No longer assumed to require around-the-clock supervision, their first step out alone will likely be the walk to school and home again. Although most kids are delighted by this sudden freedom, for most parents, and some children, it will take some time to come to terms with it.
When most soon-to-be first-year elementary school kids imagine walking to school by themselves they probably picture the sun shining, birds singing, friendly neighbors waving to them and many new friends and happy experiences along the way. Cautious children, however, may share the image that most parents see: a cold and cloudy day with speeding cars just around the corner and adults with dark thoughts lurking in wait. The real picture will usually be closer to the first image, but it’s the eternal possibility of an exception to the norm that makes parents worry. So what are parents to do? First, understand that it is rare for a child to meet with foul play on the way to and from school—millions of children commute safely every school day.
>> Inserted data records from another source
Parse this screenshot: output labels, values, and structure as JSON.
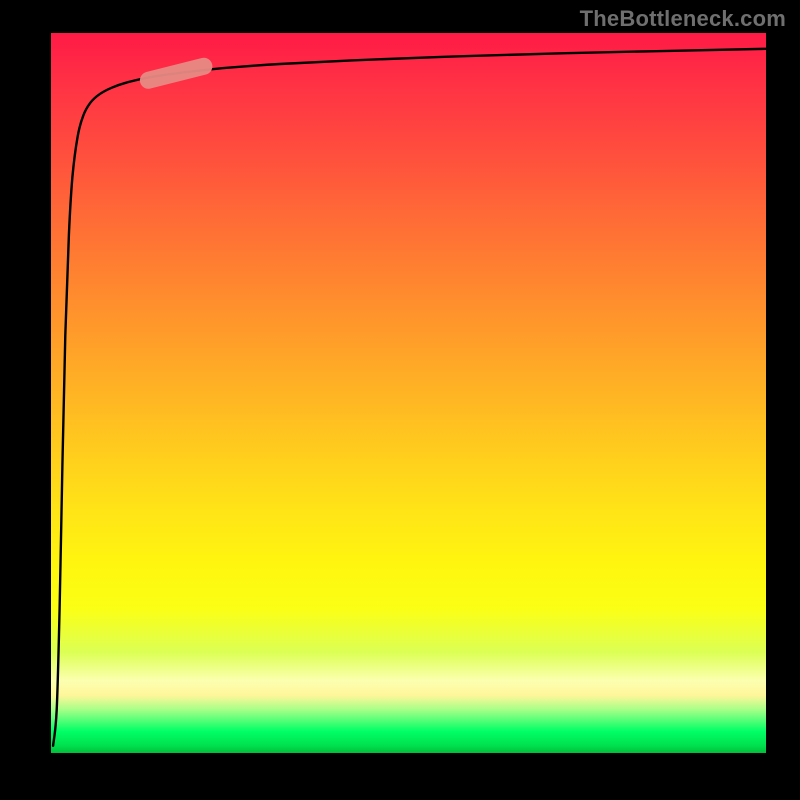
{
  "attribution": "TheBottleneck.com",
  "chart_data": {
    "type": "line",
    "title": "",
    "xlabel": "",
    "ylabel": "",
    "xlim": [
      0,
      100
    ],
    "ylim": [
      0,
      100
    ],
    "grid": false,
    "legend": false,
    "background_gradient": {
      "direction": "vertical_top_to_bottom",
      "stops": [
        {
          "pos": 0.0,
          "color": "#ff1a45"
        },
        {
          "pos": 0.2,
          "color": "#ff5a3a"
        },
        {
          "pos": 0.45,
          "color": "#ffaa27"
        },
        {
          "pos": 0.7,
          "color": "#ffee12"
        },
        {
          "pos": 0.9,
          "color": "#f6ffa0"
        },
        {
          "pos": 0.97,
          "color": "#00ff66"
        },
        {
          "pos": 1.0,
          "color": "#00c038"
        }
      ]
    },
    "series": [
      {
        "name": "curve",
        "color": "#000000",
        "x": [
          0.3,
          0.8,
          1.2,
          1.6,
          2.0,
          2.5,
          3.0,
          3.7,
          4.5,
          5.5,
          6.8,
          8.5,
          10.5,
          13.0,
          16.0,
          20.0,
          25.0,
          32.0,
          42.0,
          55.0,
          72.0,
          100.0
        ],
        "y": [
          1.0,
          6.0,
          20.0,
          40.0,
          58.0,
          72.0,
          80.0,
          85.5,
          88.5,
          90.3,
          91.5,
          92.4,
          93.1,
          93.7,
          94.2,
          94.7,
          95.2,
          95.7,
          96.2,
          96.7,
          97.2,
          97.8
        ]
      }
    ],
    "highlight_segment": {
      "description": "thick_rounded_pink_band_on_curve",
      "color": "#e88a85",
      "center_x": 17.5,
      "center_y": 94.4,
      "length": 8.0,
      "thickness": 2.4
    }
  }
}
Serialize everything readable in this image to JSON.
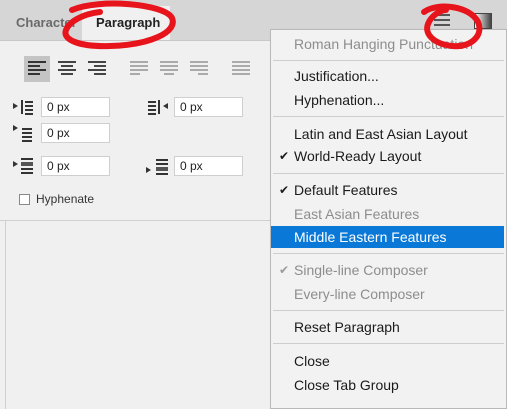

Second, do what you can to prevent your child from meeting with danger. Let’s look at how to do that.
Practice makes confidence
Before the new school year starts in early April, walk the route to and from school with your child. As you do so, advise your child on how to safely cross roads and intersections and to navigate footpaths that may be heavily used by bicycles. If possible, walk the route together at the time that your child will walk it—in order to arrive at school by 8:15 a.m.—and ideally do it on a school day. That way both of you will get an idea of how much road and people traffic there is then and also whether there will be other students walking nearby or not. As you walk, take note of stores and other public buildings that your child could flee to in case of an emergency, checking too whether they would be open around 8 a.m.
Some of these places will include shops and homes marked with the “kodomo 110-ban” (kodomo hyaku-tou-ban) sign. Children who seek refuge at such premises will be protected there until police arrive. Also, teaching your child to say hello to local shopkeepers and residents that she passes daily near your home and on the way to school will help train their eyes to look out for her, as well as help her to feel like part of her local community.